Ad&Soyad: Chloe Lily Black
Yaş: 11 (rp)
Kişisel Özellik:Kendinden emin ve yaptıklarının arkasında durmayı becerebilen,eğlenceyi seven,mızmızlananlardan hoşlanmayan,önyargılı olmamaya çalışan,kalıplaşmaktan hoşlanmayan,belli bir tarzı olmayan,gerektiğinde soğukkanlılıkla davranabilen,mantıklı bir yapısı vardır.Az da olsa lider bir ruha sahiptir.Bir konuda başı çekemese bile emir almak ona zor gelir.Özverilidir,bir işte elinden geleni yapmaya çalışır.Ama bunun kendi isteğiyle olması gereklidir.Ders çalışmayı sevmez.Dikkatli bir dinleyicidir.Derslerinde de başarılı olması için dikkatli bir şekilde dinlemesi yeterlidir.Güvenilebilirdir,sır tutmada iyidir -tabii söylenmesi gereken bir durum yoksa...-.
Batıl İnanç: --Yok--
Burç: Boğa
Favori Ders: Aritmansi
Örnek Rp(en az 5 satır):
Chloe, gecenin bir yarısı aşağıdan duyduğu seslerle uyanmış, sessizce aşağı iniyordu. Aşağıdakinin seslerin sahibinin bir yabancı olmasına imkân yoktu çünkü hiç çekinmeden hareket edebiliyor, özgürce ses çıkartıyordu."Lumos" diye geçirdi içinden. Asasına dolan ışıkla salona girdiğinde annesiyle babasını gördü.
— Anne, baba ne yapıyorsunuz? Yine mi çarpışma var?
O,savaşta tarafsız olmayı tercih ediyordu. Bulanıkları sevmese de, onlardan nefret etse de, onları büyücü dünyasından atmanın kayıp vermeden bir yolu olmalıydı ona göre. Ama savaşmak için bir nedeni olsa farklı olabilirdi belki de... O gece sanki aklından geçirecek başka bir şey kalmamış gibi bunu geçirmişti işte.
— Evet, Chloe. Geç dönebiliriz. Bir haftaya kadar sürebilir. Sen sadece evde bizi veya bizden bir haber bekle.
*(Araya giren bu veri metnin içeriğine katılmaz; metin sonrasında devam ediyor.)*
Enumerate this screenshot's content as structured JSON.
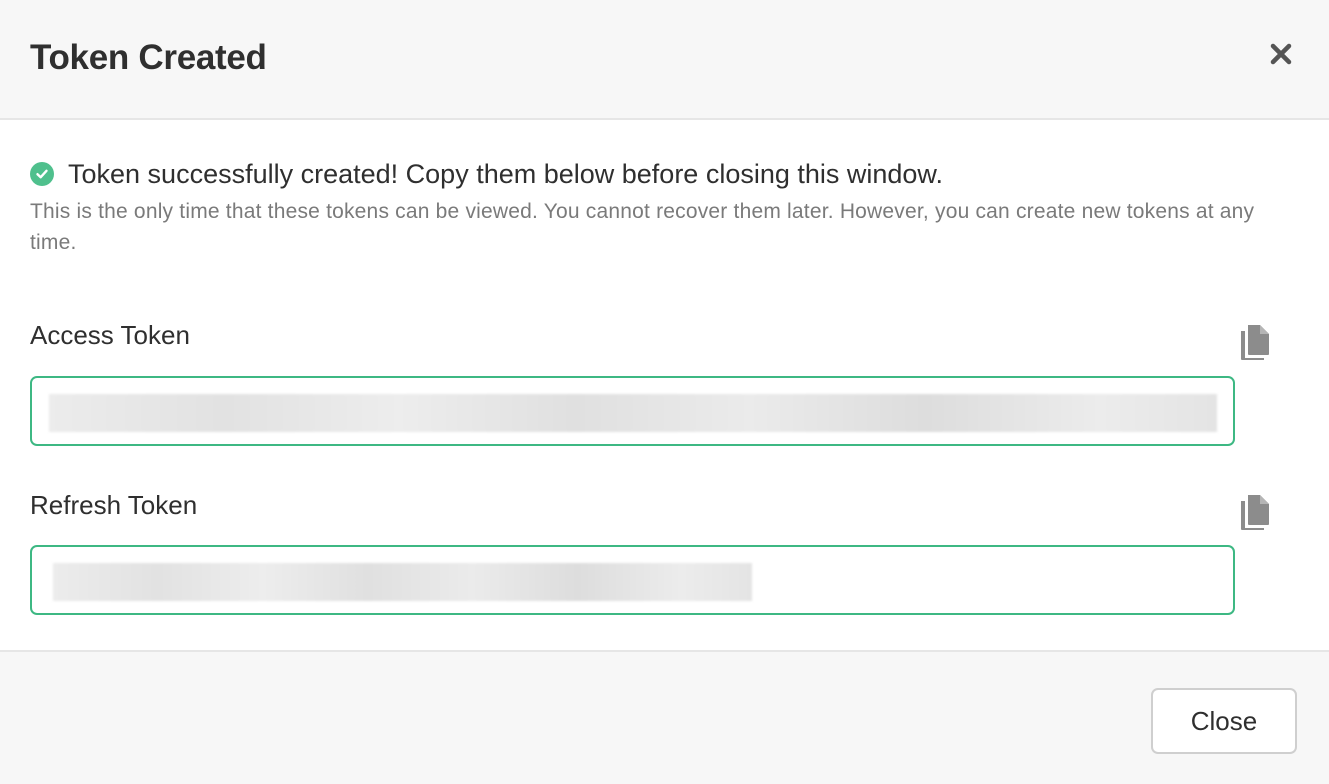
{
  "dialog": {
    "title": "Token Created",
    "close_icon": "close-icon"
  },
  "message": {
    "success_icon": "check-circle-icon",
    "success": "Token successfully created! Copy them below before closing this window.",
    "hint": "This is the only time that these tokens can be viewed. You cannot recover them later. However, you can create new tokens at any time."
  },
  "fields": {
    "access": {
      "label": "Access Token",
      "copy_icon": "copy-icon",
      "value": "",
      "value_state": "blurred"
    },
    "refresh": {
      "label": "Refresh Token",
      "copy_icon": "copy-icon",
      "value": "",
      "value_state": "blurred"
    }
  },
  "footer": {
    "close_label": "Close"
  },
  "colors": {
    "success": "#4fc08d",
    "input_border": "#3db883",
    "hint_text": "#7a7a7a",
    "header_bg": "#f7f7f7"
  }
}
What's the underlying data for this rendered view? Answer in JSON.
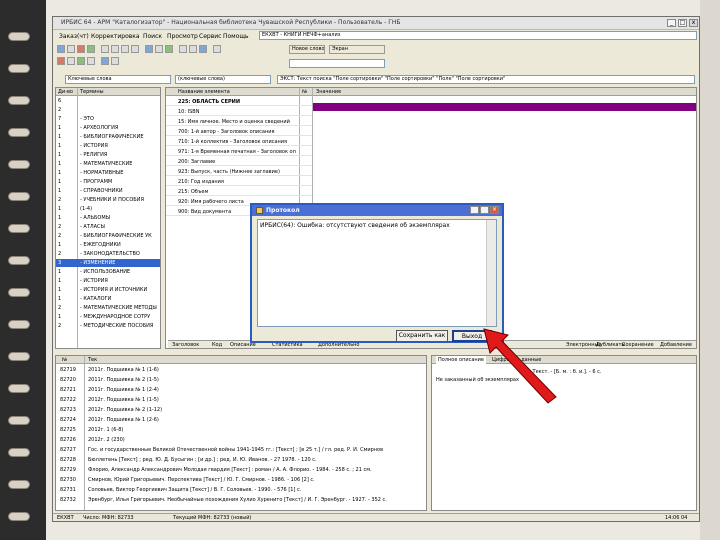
{
  "window": {
    "title": "ИРБИС 64 - АРМ \"Каталогизатор\" - Национальная библиотека Чувашской Республики - Пользователь - ГНБ",
    "min_label": "_",
    "max_label": "□",
    "close_label": "x"
  },
  "menubar": {
    "items": [
      "Заказ(чт)",
      "Корректировка",
      "Поиск",
      "Просмотр",
      "Сервис",
      "Помощь"
    ],
    "database": "ЕКХВТ - КНИГИ НЕЧФ+анализ"
  },
  "toolbar": {
    "worksheet_select": "Новое слово",
    "worksheet_btn": "Экран",
    "dict_combo": "Ключевые слова",
    "dict2_combo": "(ключевые слова)",
    "search_combo": "",
    "expression": "ЭКСТ: Текст поиска \"Поле сортировки\" \"Поле сортировки\" \"Поле\" \"Поле сортировки\""
  },
  "dictionary": {
    "headers": [
      "Ди-во",
      "Термины"
    ],
    "rows": [
      [
        "6",
        ""
      ],
      [
        "2",
        ""
      ],
      [
        "7",
        "- ЭТО"
      ],
      [
        "1",
        "- АРХЕОЛОГИЯ"
      ],
      [
        "1",
        "- БИБЛИОГРАФИЧЕСКИЕ"
      ],
      [
        "1",
        "- ИСТОРИЯ"
      ],
      [
        "1",
        "- РЕЛИГИЯ"
      ],
      [
        "1",
        "- МАТЕМАТИЧЕСКИЕ"
      ],
      [
        "1",
        "- НОРМАТИВНЫЕ"
      ],
      [
        "1",
        "- ПРОГРАММ"
      ],
      [
        "1",
        "- СПРАВОЧНИКИ"
      ],
      [
        "2",
        "- УЧЕБНИКИ И ПОСОБИЯ"
      ],
      [
        "1",
        "(1-4)"
      ],
      [
        "1",
        "- АЛЬБОМЫ"
      ],
      [
        "2",
        "- АТЛАСЫ"
      ],
      [
        "2",
        "- БИБЛИОГРАФИЧЕСКИЕ УК"
      ],
      [
        "1",
        "- ЕЖЕГОДНИКИ"
      ],
      [
        "2",
        "- ЗАКОНОДАТЕЛЬСТВО"
      ],
      [
        "3",
        "- ИЗМЕНЕНИЕ"
      ],
      [
        "1",
        "- ИСПОЛЬЗОВАНИЕ"
      ],
      [
        "1",
        "- ИСТОРИЯ"
      ],
      [
        "1",
        "- ИСТОРИЯ И ИСТОЧНИКИ"
      ],
      [
        "1",
        "- КАТАЛОГИ"
      ],
      [
        "2",
        "- МАТЕМАТИЧЕСКИЕ МЕТОДЫ"
      ],
      [
        "1",
        "- МЕЖДУНАРОДНОЕ СОТРУ"
      ],
      [
        "2",
        "- МЕТОДИЧЕСКИЕ ПОСОБИЯ"
      ]
    ],
    "selected_index": 18
  },
  "worksheet": {
    "headers": [
      "Название элемента",
      "№",
      "Значение"
    ],
    "rows": [
      "225: ОБЛАСТЬ СЕРИИ",
      "10: ISBN",
      "15: Имя личное. Место и оценка сведений",
      "700: 1-й автор - Заголовок описания",
      "710: 1-й коллектив - Заголовок описания",
      "971: 1-я Временная печатная - Заголовок описания",
      "200: Заглавие",
      "923: Выпуск, часть (Нижнее заглавие)",
      "210: Год издания",
      "215: Объем",
      "920: Имя рабочего листа",
      "900: Вид документа"
    ],
    "tabs": [
      "Заголовок",
      "Код",
      "Описание",
      "Статистика",
      "Дополнительно",
      "Электронные",
      "Дубликаты",
      "Сохранение",
      "Добавление"
    ]
  },
  "dialog": {
    "title": "Протокол",
    "message": "ИРБИС(64): Ошибка: отсутствуют сведения об экземплярах",
    "save_button": "Сохранить как",
    "exit_button": "Выход"
  },
  "records": {
    "headers": [
      "№",
      "Тек"
    ],
    "rows": [
      [
        "82719",
        "2011г. Подшивка № 1 (1-6)"
      ],
      [
        "82720",
        "2011г. Подшивка № 2 (1-5)"
      ],
      [
        "82721",
        "2011г. Подшивка № 1 (2-4)"
      ],
      [
        "82722",
        "2012г. Подшивка № 1 (1-5)"
      ],
      [
        "82723",
        "2012г. Подшивка № 2 (1-12)"
      ],
      [
        "82724",
        "2012г. Подшивка № 1 (2-6)"
      ],
      [
        "82725",
        "2012г. 1 (6-8)"
      ],
      [
        "82726",
        "2012г. 2 (230)"
      ],
      [
        "82727",
        "Гос. и государственные Великой Отечественной войны 1941-1945 гг.: [Текст] ; [в 25 т.] / гл. ред. Р. И. Смирнов"
      ],
      [
        "82728",
        "Бюллетень [Текст] ; ред. Ю. Д. Бусыгин ; [и др.] ; ред. И. Ю. Иванов. - 27 1978. - 120 с."
      ],
      [
        "82729",
        "Флорио, Александр Александрович Молодая гвардия [Текст] : роман / А. А. Флорио. - 1984. - 258 с. ; 21 см."
      ],
      [
        "82730",
        "Смирнов, Юрий Григорьевич. Перспектива [Текст] / Ю. Г. Смирнов. - 1986. - 106 [2] с."
      ],
      [
        "82731",
        "Соловьев, Виктор Георгиевич Защита [Текст] / В. Г. Соловьев. - 1990. - 576 [1] с."
      ],
      [
        "82732",
        "Эренбург, Илья Григорьевич. Необычайные похождения Хулио Хуренито [Текст] / И. Г. Эренбург. - 1927. - 352 с."
      ]
    ]
  },
  "detail": {
    "tabs": [
      "Полное описание",
      "Цифровые данные"
    ],
    "lines": [
      "Текст. - [Б. м. : б. и.]. - 6 с.",
      "Не заказанный об экземплярах"
    ]
  },
  "statusbar": {
    "db": "ЕКХВТ",
    "count": "Число: МФН: 82733",
    "current": "Текущий МФН: 82733 (новый)",
    "time": "14:06 04"
  },
  "colors": {
    "selected_row": "#800080",
    "highlight": "#3366cc",
    "arrow": "#e01a1a"
  }
}
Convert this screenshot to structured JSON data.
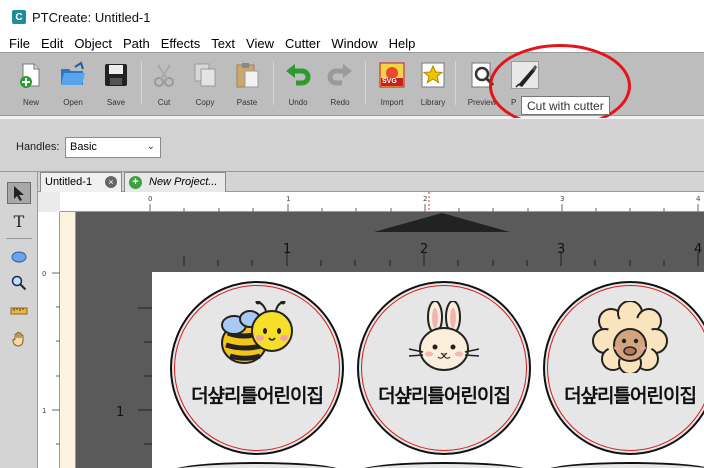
{
  "app": {
    "logo_letter": "C",
    "title": "PTCreate: Untitled-1"
  },
  "menu": [
    "File",
    "Edit",
    "Object",
    "Path",
    "Effects",
    "Text",
    "View",
    "Cutter",
    "Window",
    "Help"
  ],
  "toolbar": {
    "new": "New",
    "open": "Open",
    "save": "Save",
    "cut": "Cut",
    "copy": "Copy",
    "paste": "Paste",
    "undo": "Undo",
    "redo": "Redo",
    "import": "Import",
    "library": "Library",
    "preview": "Preview",
    "cut_with_cutter_partial": "P",
    "svg_badge": "SVG",
    "tooltip": "Cut with cutter"
  },
  "options": {
    "handles_label": "Handles:",
    "handles_value": "Basic"
  },
  "tabs": {
    "untitled": "Untitled-1",
    "new_project": "New Project..."
  },
  "rulers": {
    "h_small": [
      "0",
      "1",
      "2",
      "3",
      "4"
    ],
    "h_large": [
      "1",
      "2",
      "3",
      "4"
    ],
    "v_small": [
      "0",
      "1"
    ],
    "v_large": [
      "1"
    ]
  },
  "stickers": [
    {
      "caption": "더샾리틀어린이집",
      "icon": "bee-icon"
    },
    {
      "caption": "더샾리틀어린이집",
      "icon": "bunny-icon"
    },
    {
      "caption": "더샾리틀어린이집",
      "icon": "sheep-icon"
    }
  ],
  "colors": {
    "accent_ring": "#e4141a",
    "sticker_border": "#d41c1c",
    "canvas": "#5a5a5a"
  }
}
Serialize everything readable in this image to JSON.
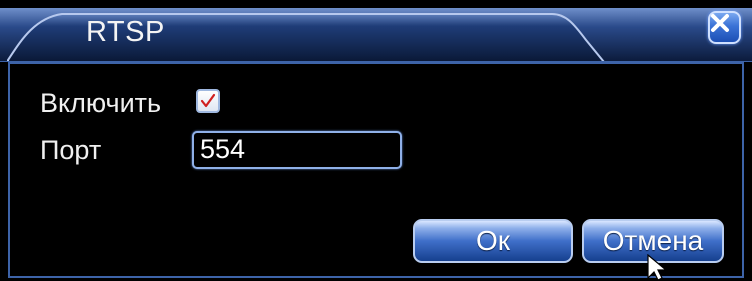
{
  "dialog": {
    "title": "RTSP",
    "close_icon": "close-x-icon",
    "accent_color": "#3d63a8"
  },
  "form": {
    "enable_label": "Включить",
    "enable_checked": true,
    "port_label": "Порт",
    "port_value": "554"
  },
  "buttons": {
    "ok_label": "Ок",
    "cancel_label": "Отмена"
  },
  "pointer": {
    "icon": "mouse-pointer-icon"
  }
}
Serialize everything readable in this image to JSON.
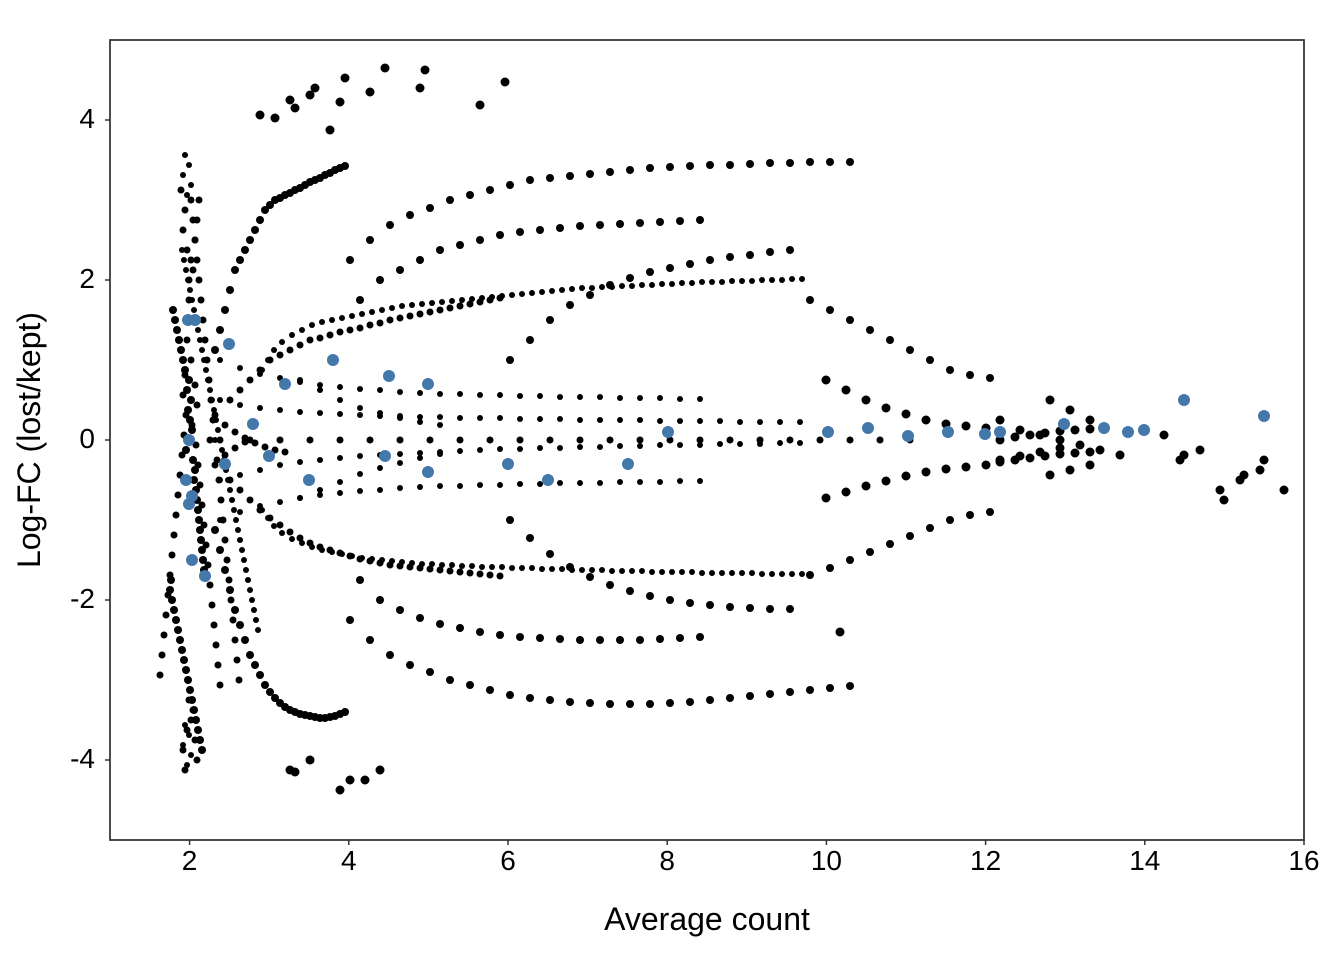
{
  "chart": {
    "title": "",
    "x_axis_label": "Average count",
    "y_axis_label": "Log-FC (lost/kept)",
    "x_min": 1,
    "x_max": 16,
    "y_min": -5,
    "y_max": 5,
    "x_ticks": [
      2,
      4,
      6,
      8,
      10,
      12,
      14,
      16
    ],
    "y_ticks": [
      -4,
      -2,
      0,
      2,
      4
    ],
    "accent_color": "#4477AA",
    "black_color": "#000000"
  }
}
Babası Chloe'nin fazla başına buyruk olduğunu bildiğinden bütün bunları üstüne bastıra bastıra söylemişti. Chloe "Tamam" diye mırıldansa da, iki günden fazla sürerse kesinlikle bir şeyler yapardı. Babasının yüzüne bakmadan düşünüyordu tabii. Gerçi, o birinin yüzüne bakmadan düşünür, konuşur veya cevap verirse daha kötü olurdu bunu babası da biliyordu ama bu sefer bir şey söylememesine şaşırmıştı. Yukarı çıkarken ardı ardına iki tane cisimlenme sesi duydu. Saat sabahın dördüydü. Arkasına bakmadan odasına gitti ve kapıyı kapatıp uykuya daldı. Ertesi sabah uyandığında gelmelerini umarak boş eve “Günaydın” dedi neşeli bir sesle.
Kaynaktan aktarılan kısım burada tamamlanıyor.